The Bedroom Revolution

We are of the generation that believed and continues to believe that a significant power shift is taking place in the way that culture is produced and more specifically, who it is produced by. Digital technology has opened up film, music, writing of all kinds, visual art and of course comic books. UNFIT was a collaboration born of a few key ideas related to this broader sense of the zeitgeist.

We surrendered all hope of commercial success is return for dizzying and total creative of freedom. We rejected outright the logic of tailoring a piece of art / entertainment to suit a mythical target market and in so doing made it unlikely that we would ever be able to quit our day jobs.

And those day jobs? I find myself writing this in a Tennis Academy in Spain. And Paul? He is probably up a ladder backstage of a famous musical in London’s theatre district. So the conditions in which we work as UNFIT Comix are somewhat unorthodox (Or is this becoming the norm?). To me at least (and I hope Paul will comment on this) UNFIT means the following things...

1.) Zero or Extremely Low Budget.
2.) Make It Work.
3.) Do it with what you have.
4.) Risk and Investment = Compelling work
5.) Ignore 'The Industry' but study 'The Masters'

I suppose that above all what is important to me is storytelling and using storytelling as a way have a deeper relationship with Real Life as it is Really Happening, Right Now.

I believe that we are creatures of fiction as much as fact and that therefore fiction is a very powerful tool. It is a tool for re-imagining our relationships with each other and it has for too long been in the hands of culture tzars, 'creative professionals' etc. Comics are an ideally accessible format for bedroom revolutionaries; especially now digital printing has evolved so much so maybe the bedroom revolution is just around the corner after all.

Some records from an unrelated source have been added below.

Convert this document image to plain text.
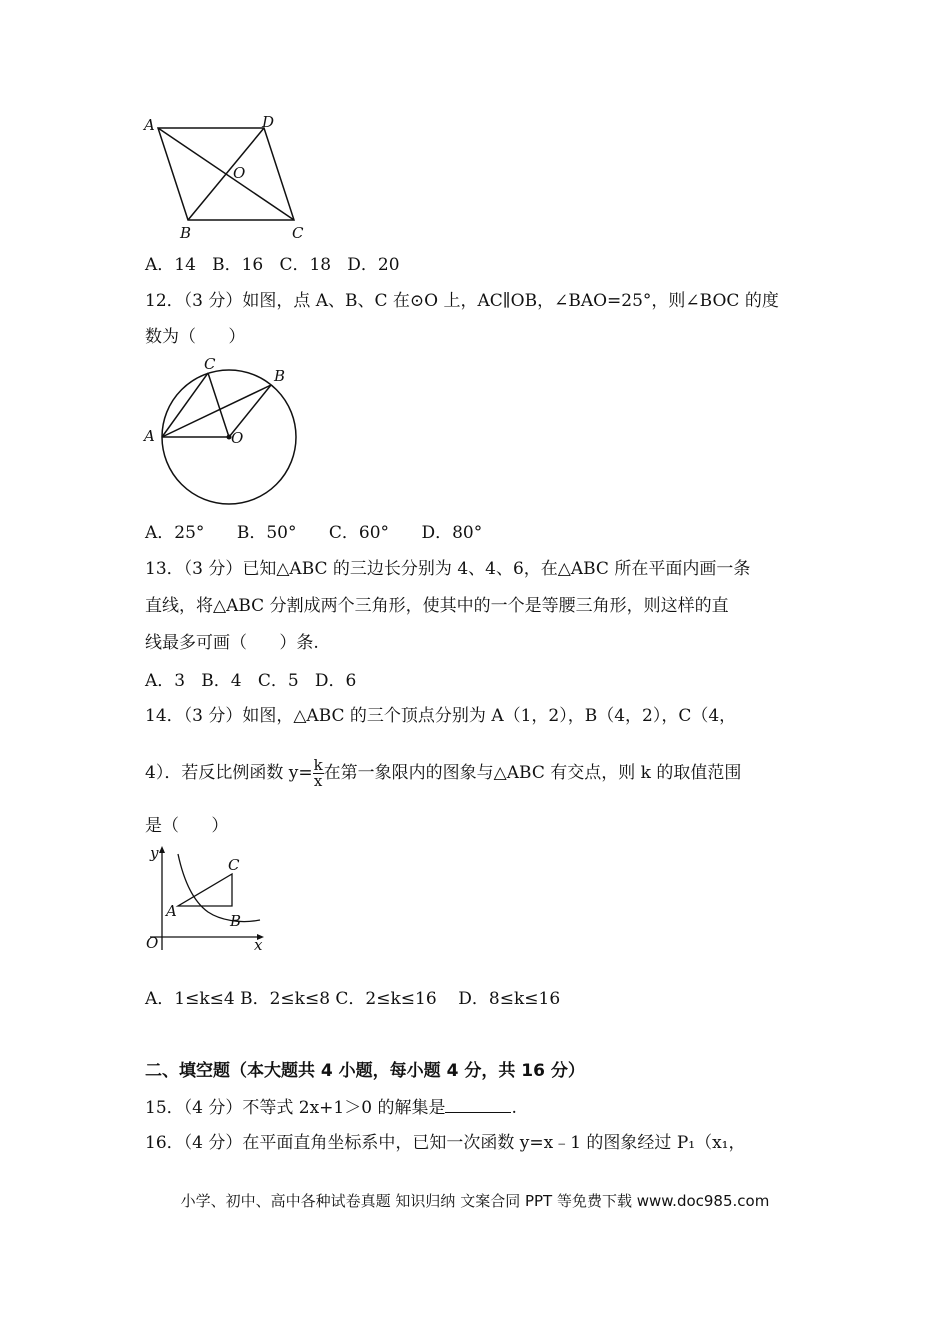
A	D
O
B	C
A．14   B．16   C．18   D．20
12．（3 分）如图，点 A、B、C 在⊙O 上，AC∥OB，∠BAO=25°，则∠BOC 的度
数为（      ）
A
C
B
O
A．25°      B．50°      C．60°      D．80°
13．（3 分）已知△ABC 的三边长分别为 4、4、6，在△ABC 所在平面内画一条
直线，将△ABC 分割成两个三角形，使其中的一个是等腰三角形，则这样的直
线最多可画（      ）条.
A．3   B．4   C．5   D．6
14．（3 分）如图，△ABC 的三个顶点分别为 A（1，2），B（4，2），C（4，
4）．若反比例函数 $y= \frac{k}{x}$ 在第一象限内的图象与△ABC 有交点，则 k 的取值范围
是（      ）
y
x
O
A
B
C
A．1≤k≤4 B．2≤k≤8 C．2≤k≤16    D．8≤k≤16
二、填空题（本大题共 4 小题，每小题 4 分，共 16 分）
15．（4 分）不等式 2x+1＞0 的解集是	.
16．（4 分）在平面直角坐标系中，已知一次函数 y=x﹣1 的图象经过 P₁（x₁，
小学、初中、高中各种试卷真题 知识归纳 文案合同 PPT 等免费下载 www.doc985.com
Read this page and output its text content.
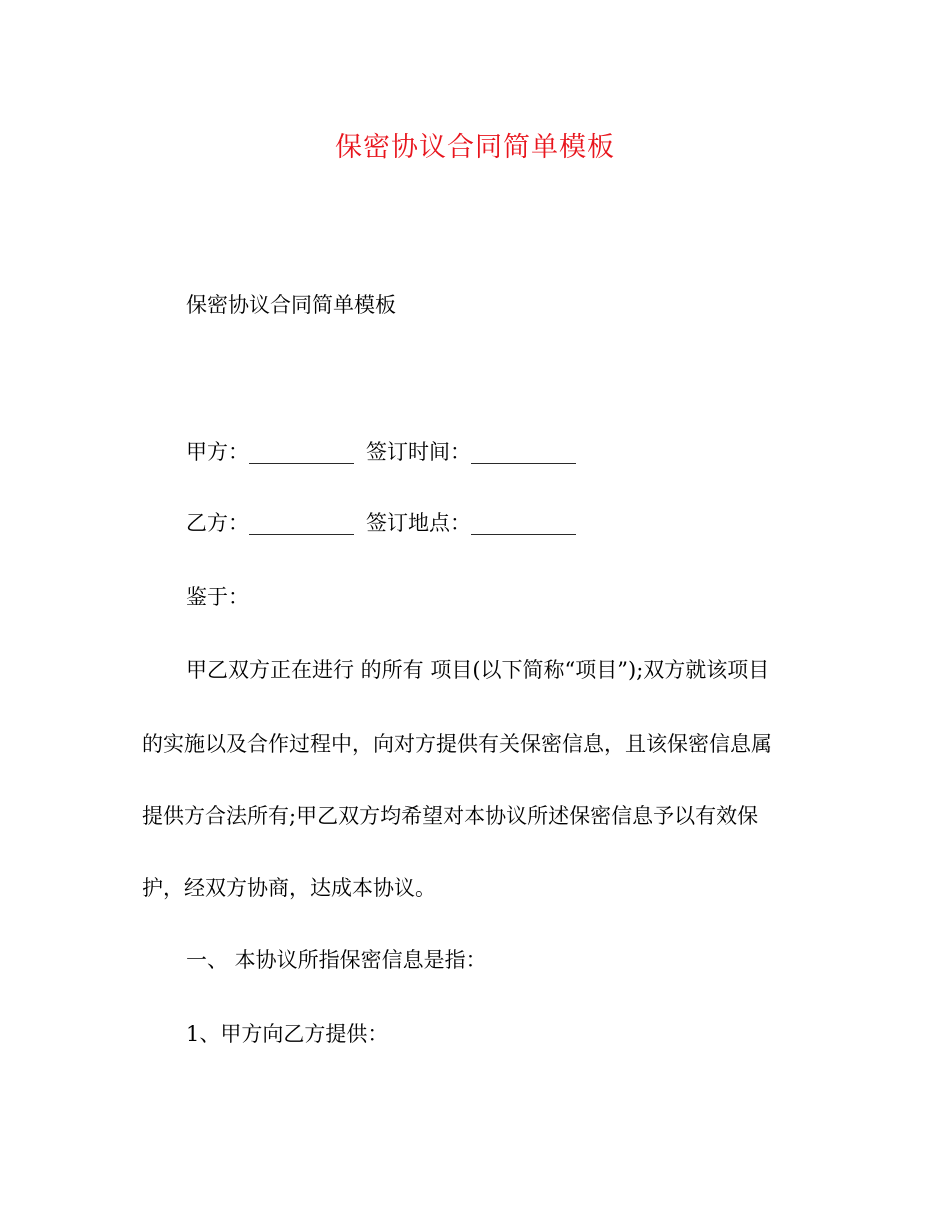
保密协议合同简单模板
保密协议合同简单模板
甲方：__________ 签订时间：__________
乙方：__________ 签订地点：__________
鉴于：
甲乙双方正在进行 的所有 项目(以下简称“项目”);双方就该项目
的实施以及合作过程中，向对方提供有关保密信息，且该保密信息属
提供方合法所有;甲乙双方均希望对本协议所述保密信息予以有效保
护，经双方协商，达成本协议。
一、 本协议所指保密信息是指：
1、甲方向乙方提供：
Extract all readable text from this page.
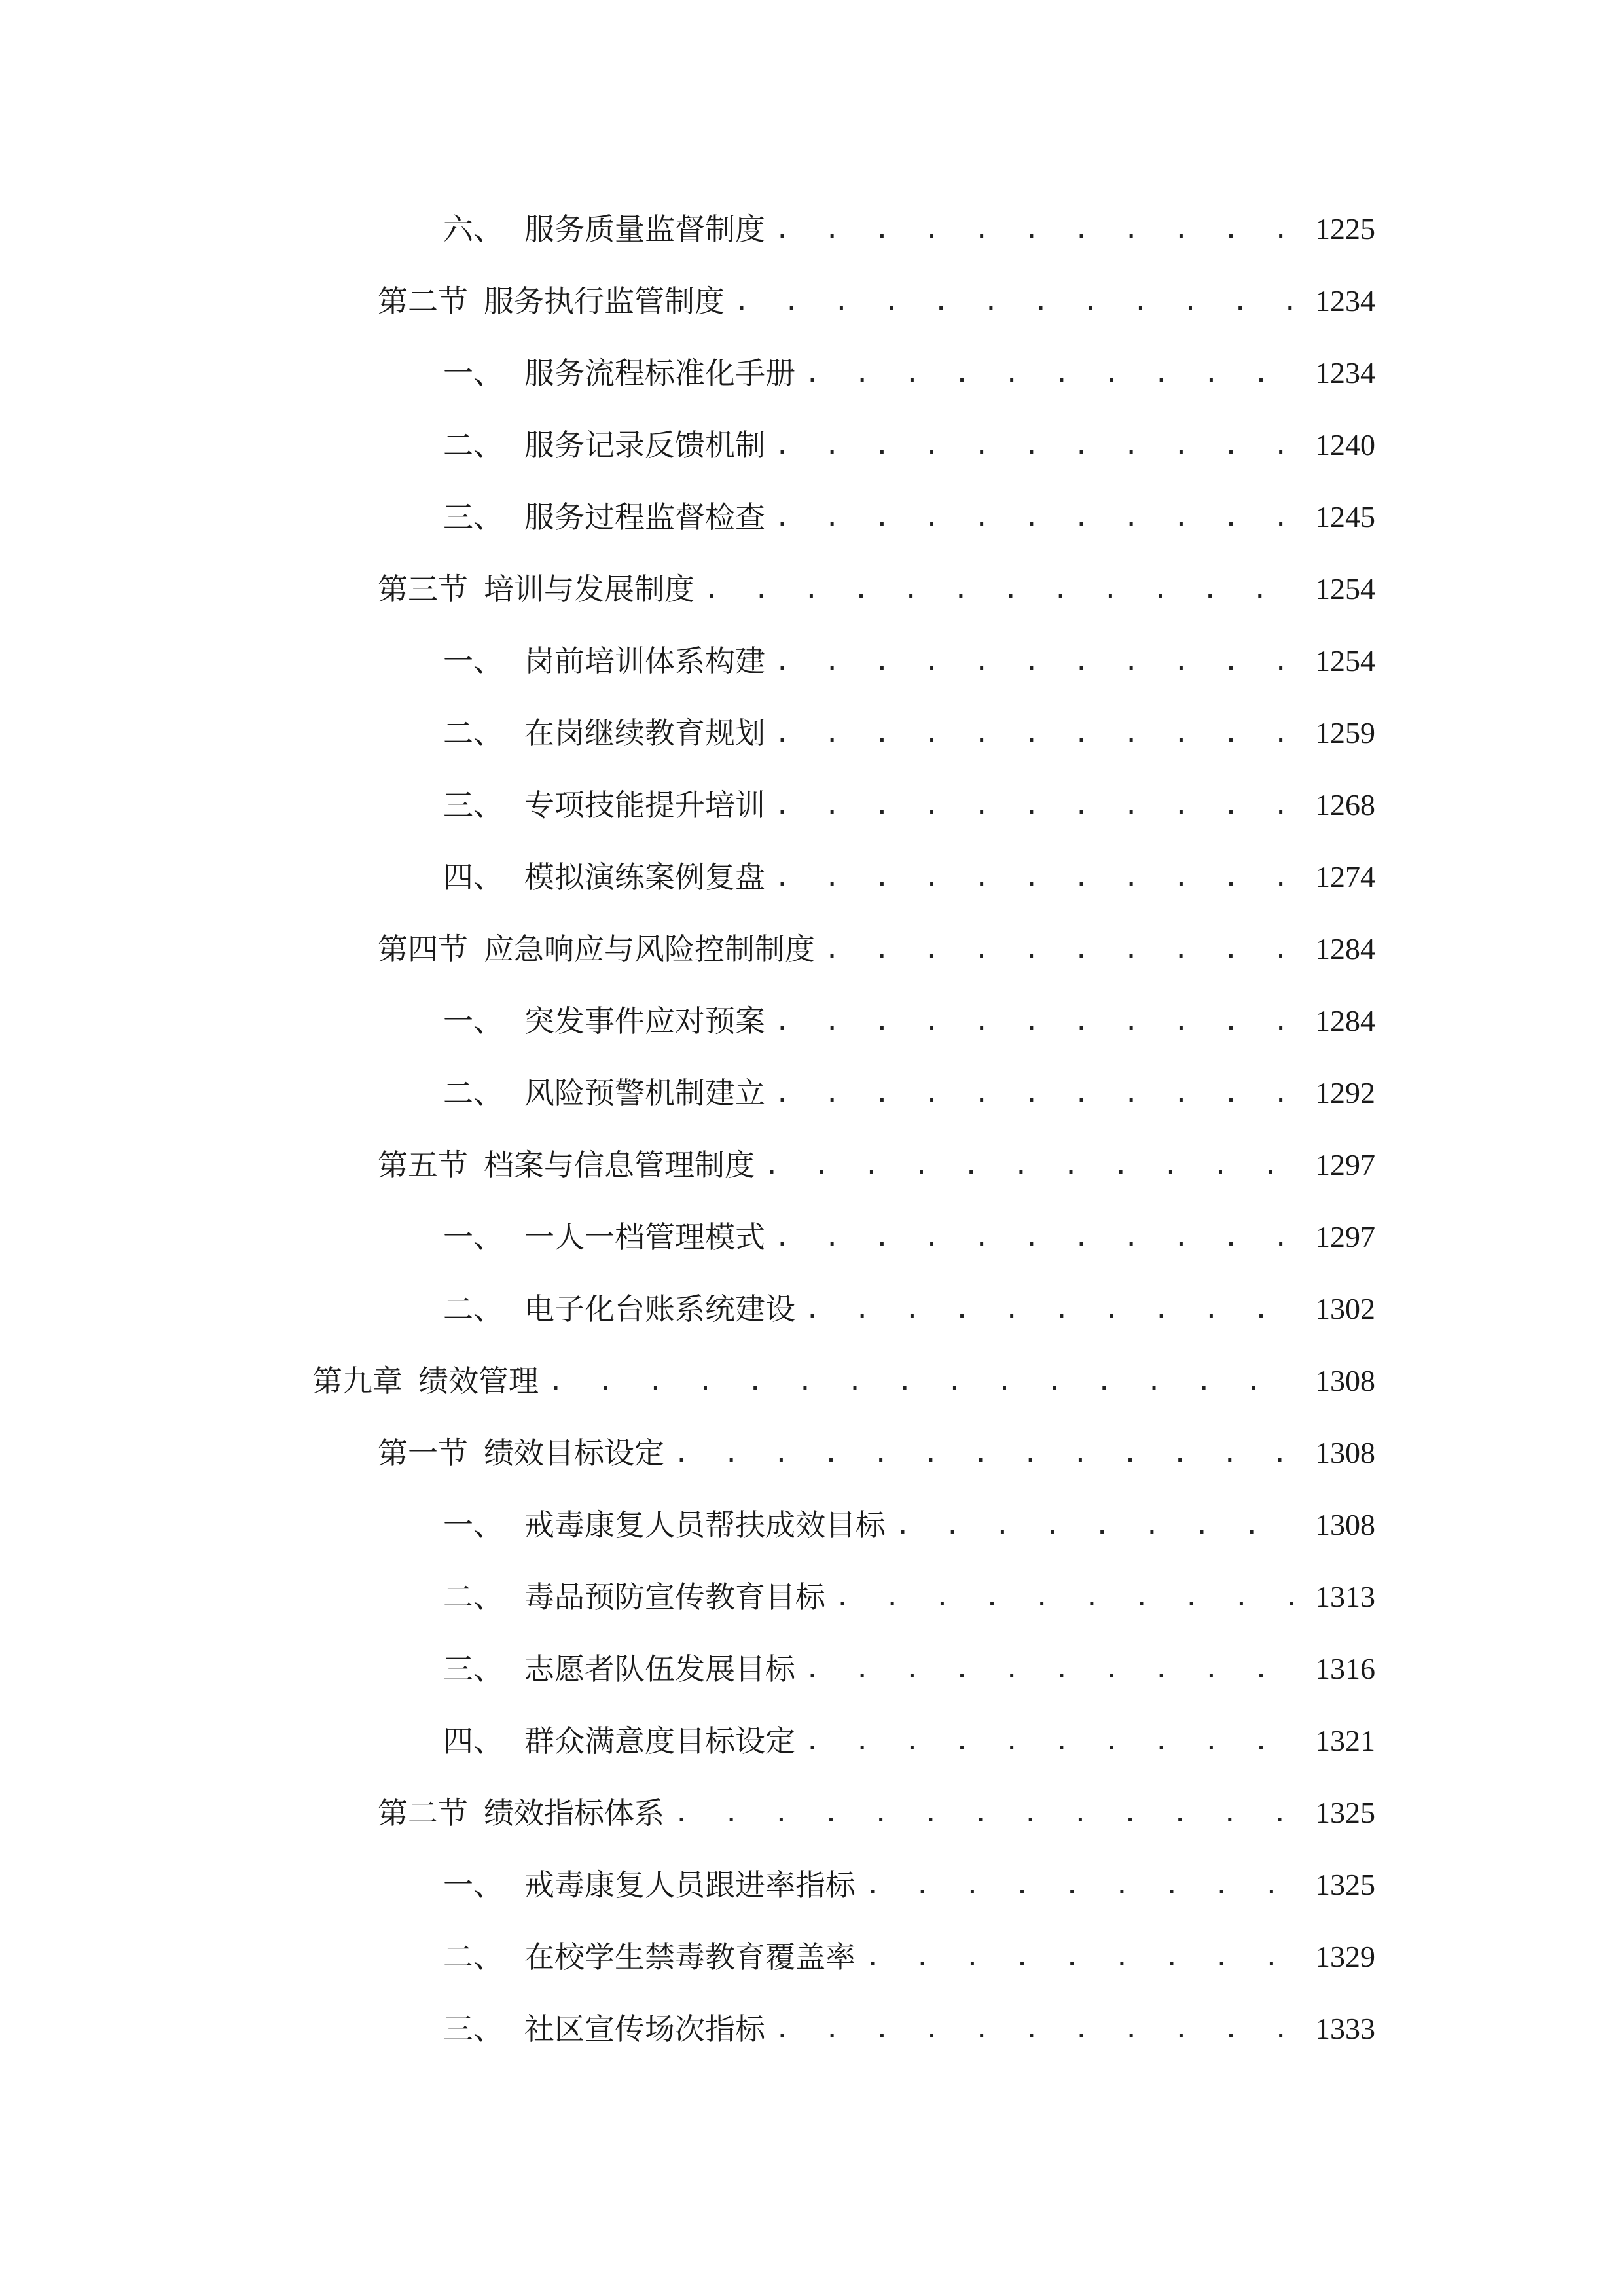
六、 服务质量监督制度 . . .	1225
第二节 服务执行监管制度 . . .	1234
一、 服务流程标准化手册 . . .	1234
二、 服务记录反馈机制 . . .	1240
三、 服务过程监督检查 . . .	1245
第三节 培训与发展制度 . . .	1254
一、 岗前培训体系构建 . . .	1254
二、 在岗继续教育规划 . . .	1259
三、 专项技能提升培训 . . .	1268
四、 模拟演练案例复盘 . . .	1274
第四节 应急响应与风险控制制度 . . .	1284
一、 突发事件应对预案 . . .	1284
二、 风险预警机制建立 . . .	1292
第五节 档案与信息管理制度 . . .	1297
一、 一人一档管理模式 . . .	1297
二、 电子化台账系统建设 . . .	1302
第九章 绩效管理 . . .	1308
第一节 绩效目标设定 . . .	1308
一、 戒毒康复人员帮扶成效目标 . . .	1308
二、 毒品预防宣传教育目标 . . .	1313
三、 志愿者队伍发展目标 . . .	1316
四、 群众满意度目标设定 . . .	1321
第二节 绩效指标体系 . . .	1325
一、 戒毒康复人员跟进率指标 . . .	1325
二、 在校学生禁毒教育覆盖率 . . .	1329
三、 社区宣传场次指标 . . .	1333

Imagine it! No more mass media. Just masses of media from the masses, liberating the masses. Oops! Wrong meeting...

1 comment:

  1. I believe that there are other keys to the aesthetic which were there from the inception. Of course, work commitments and geography are having an effect on our work practice but originally the key constraint was equipment. Working with small computers and simple programs led to the idea of working lossy, Make do and mend, and also, work compact and portable. So that has been carried over into this comic project. I don't have a lot of space, so I work on A4 to draw and blow that up for painting. I use water colours instead of painting digitally to allow texture and accidents to creep in. And I also take chances with the work, sometimes coming close to destroying it and having to repaint over sections. But through this I have been able to come up with more efficient methods of painting, and have been able to play with lighting in the scenes. Mistakes for instance led to using tippex pens directly to add highlights that could then be coloured in the garage scenes. I think that this approach has run throughout the work and has led to trying things out, rewriting and reworking things and ultimately, streamlining the story. Whether this will lead to better work practice in future stories, or will only lead to more ways to rework and utilise happy accidents remains to be seen. But the ultimate philosophy of Unfit means that it doesn't matter. And that is that this is our story, our world, our characters, and our way of producing it, without deadlines and time constraints, simply for our own enjoyment, and this is what I really think Pat means when he talks of a bedroom revolution. So why not create your own story instead of reading one, or in fact watching a badly translated film of one? Its much more challenging,lots of fun, and ultimately more fulfilling!